Entre os pontos levantados nesse documento está a regularidade da obra. Mesmo o viaduto sendo patrimônio cultural tombado, o Iepha-MG não foi consultado antes do início das intervenções. A representante do Iepha, Andréa Sasdelli Leite Praça, disse que autorização do órgão é obrigatória nesses casos. Andréa Sasdelli informou que o Iepha ficou sabendo da obra por terceiros e enviou representantes ao local para coletar informações. Depois disso, o Iepha solicitou à Sudecap o projeto e analisou detalhadamente. O instituto já preparou parecer técnico com ressalvas ao projeto, mas ainda - por uma questão burocrática interna (troca de diretoria) – não enviou a Sudecap para oficializar a regularidade da revitalização. Isso significa que a obra continua sendo executada de forma irregular.

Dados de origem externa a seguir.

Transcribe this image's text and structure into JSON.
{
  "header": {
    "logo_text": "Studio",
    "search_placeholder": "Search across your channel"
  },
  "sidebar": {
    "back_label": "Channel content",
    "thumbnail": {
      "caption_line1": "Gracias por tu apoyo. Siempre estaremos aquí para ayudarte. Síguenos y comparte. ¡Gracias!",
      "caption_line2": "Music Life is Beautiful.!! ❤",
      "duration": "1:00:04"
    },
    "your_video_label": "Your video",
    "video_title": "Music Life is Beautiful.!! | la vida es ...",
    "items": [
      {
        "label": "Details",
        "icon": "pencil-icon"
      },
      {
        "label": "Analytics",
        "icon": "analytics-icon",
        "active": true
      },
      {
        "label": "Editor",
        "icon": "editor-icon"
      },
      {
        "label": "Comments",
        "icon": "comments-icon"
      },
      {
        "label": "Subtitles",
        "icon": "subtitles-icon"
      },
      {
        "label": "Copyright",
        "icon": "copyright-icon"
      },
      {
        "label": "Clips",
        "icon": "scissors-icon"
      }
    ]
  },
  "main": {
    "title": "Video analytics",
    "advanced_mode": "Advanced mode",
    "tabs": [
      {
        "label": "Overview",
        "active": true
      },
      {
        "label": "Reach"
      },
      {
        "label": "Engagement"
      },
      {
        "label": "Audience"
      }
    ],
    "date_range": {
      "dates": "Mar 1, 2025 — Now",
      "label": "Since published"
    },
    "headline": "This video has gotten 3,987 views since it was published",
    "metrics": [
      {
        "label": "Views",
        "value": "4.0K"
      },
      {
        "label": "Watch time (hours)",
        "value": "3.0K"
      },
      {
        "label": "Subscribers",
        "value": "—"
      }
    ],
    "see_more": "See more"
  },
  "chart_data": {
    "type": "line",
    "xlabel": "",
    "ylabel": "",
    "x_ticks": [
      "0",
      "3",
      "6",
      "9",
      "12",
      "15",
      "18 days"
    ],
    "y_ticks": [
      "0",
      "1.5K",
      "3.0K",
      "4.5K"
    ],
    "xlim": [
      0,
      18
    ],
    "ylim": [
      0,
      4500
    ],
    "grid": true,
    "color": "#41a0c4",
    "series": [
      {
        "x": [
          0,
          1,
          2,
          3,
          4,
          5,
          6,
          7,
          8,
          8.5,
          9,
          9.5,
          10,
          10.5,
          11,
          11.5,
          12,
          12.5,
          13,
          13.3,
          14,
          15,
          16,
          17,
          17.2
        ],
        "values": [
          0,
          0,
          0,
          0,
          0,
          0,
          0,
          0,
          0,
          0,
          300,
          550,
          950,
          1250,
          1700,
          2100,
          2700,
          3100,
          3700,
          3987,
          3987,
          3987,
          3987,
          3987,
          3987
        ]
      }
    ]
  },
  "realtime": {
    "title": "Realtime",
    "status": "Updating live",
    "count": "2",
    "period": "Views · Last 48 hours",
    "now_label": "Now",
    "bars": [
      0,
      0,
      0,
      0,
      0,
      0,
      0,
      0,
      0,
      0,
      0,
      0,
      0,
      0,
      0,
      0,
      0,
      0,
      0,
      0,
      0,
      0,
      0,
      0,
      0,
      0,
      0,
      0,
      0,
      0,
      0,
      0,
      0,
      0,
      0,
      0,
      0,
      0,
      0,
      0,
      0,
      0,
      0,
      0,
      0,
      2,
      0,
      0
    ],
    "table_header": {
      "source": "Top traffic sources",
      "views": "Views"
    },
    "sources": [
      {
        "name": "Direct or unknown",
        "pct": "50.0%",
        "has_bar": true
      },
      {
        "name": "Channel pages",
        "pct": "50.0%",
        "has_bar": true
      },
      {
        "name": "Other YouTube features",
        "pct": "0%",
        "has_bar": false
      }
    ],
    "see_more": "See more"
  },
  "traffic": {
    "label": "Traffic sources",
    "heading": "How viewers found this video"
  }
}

Na audiência de hoje, com intermediação do vereador Pedro Patrus (PT), ficou firmado o compromisso de que a comissão solicitada pelos movimentos sociais vai existir. Também será requerida a abertura pública do relatório técnico elaborado pelo Iepha para que a população tenha acesso e saiba quais são as ressalvas impostas à Sudecap. O vereador encerrou a audiência com um questionamento não respondido pelo representante Sudecap, Estevão Souza Teixeira, nem mesmo pelo Iepha: como a prefeitura iniciou das obras sem autorização do instituto?

O em.com.br entrou em contato com a Sudecap. Em nota, a superintendência informou que  encaminhou ao Iepha o projeto executivo da obra e esclareceu que o fato de o projeto estar sob análise não inviabiliza o início das obras básicas de recuperação da estrutura do viaduto.